Bitcoin mining company and energy infrastructure platform Hut 8 announced that its subsidiary has reached a $200 million Bitcoin collateralized credit agreement with FalconX, replacing the previous financing arrangement from Coinbase Credit. The new financing has an annual fixed interest rate of 7.0%, a decrease of 200 basis points from the previous 9.0% financing from Coinbase; during the period from December 2023 to March 2025, the financing cost was as high as 10.5%–11.5%, with a cumulative reduction of up to 450 basis points, demonstrating progress in continuously optimizing debt costs.After this refinancing, Hut 8 has approximately 3,300 BTC converted to an uncollateralized state, valued at about $260 million based on the market value as of May 1, 2026, significantly enhancing its balance sheet flexibility and liquidity. Meanwhile, the credit structure maintains key risk control terms, including a limited recourse structure, a no-rehypothecation clause, and a fixed LTV threshold design, preventing additional margin calls triggered by a decline in Bitcoin prices.Hut 8's management stated that this financing not only reduces financing costs but also releases more uncollateralized Bitcoin assets, helping to enhance capital allocation flexibility across different market cycles; FalconX emphasized that this transaction reflects its ongoing expansion capabilities in institutional-level Bitcoin credit solutions.

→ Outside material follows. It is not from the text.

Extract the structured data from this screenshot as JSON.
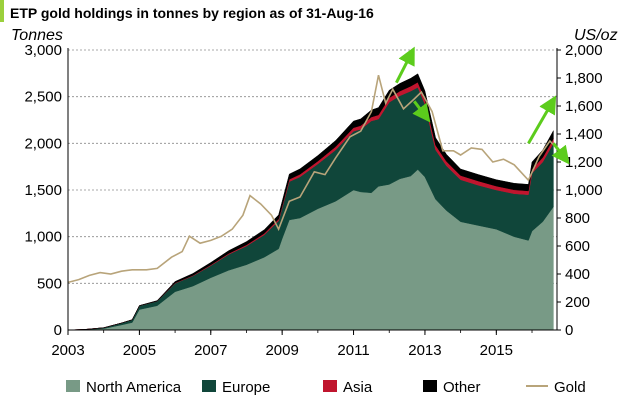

Monad Co-founders: If a rate limit is set on collateral supply, today's rsETH event could prevent a loss of about 200 million dollars

Keone Hon from Monad Lianchuang stated: "I feel that the lending protocol for the liquidity pool should set rate limits on the supply of assets deposited as collateral. For example, if the current supply is 100 million and the supply cap is 300 million, then in the next 10 minutes, the maximum allowed increase should be to 110 million, rather than allowing a one-time deposit of the full 200 million. In reality, no one needs to complete such a large deposit all at once.This is important because when certain exotic assets are attacked, the impact depends on the scale of the exit channels for that asset. Especially in many cases where attacks belong to infinite issuance vulnerabilities, the scale of the exit that can be made essentially determines the upper limit of the attack losses. Lending protocols are often the largest exit channels. If a smart cap is introduced, where the initial cap is slightly above the current supply and is gradually adjusted to the real cap over several hours, it would have a huge effect. With such a mechanism, rsETH depositors could have avoided about 200 million dollars in losses.This also raises a point: the asset issuers themselves should support such mechanisms. If you are issuing redeemable tokens with redemption delays, you are not worried about hackers redeeming directly from you, but you need to compress the scale of external exit paths as much as possible without affecting normal users. Therefore, a high supply cap should be seen as a risk rather than a symbol of strength. For example, the Hyperbridge DOT attack did not result in a 100 million dollar loss because there were very few exit paths; the Resolv attack loss was 24 million dollars instead of 200 million dollars because the scale of the exit path limited the loss cap. This is an obvious principle, but there are still immediately actionable measures: audit the supply caps of all assets and lower the caps when unnecessary."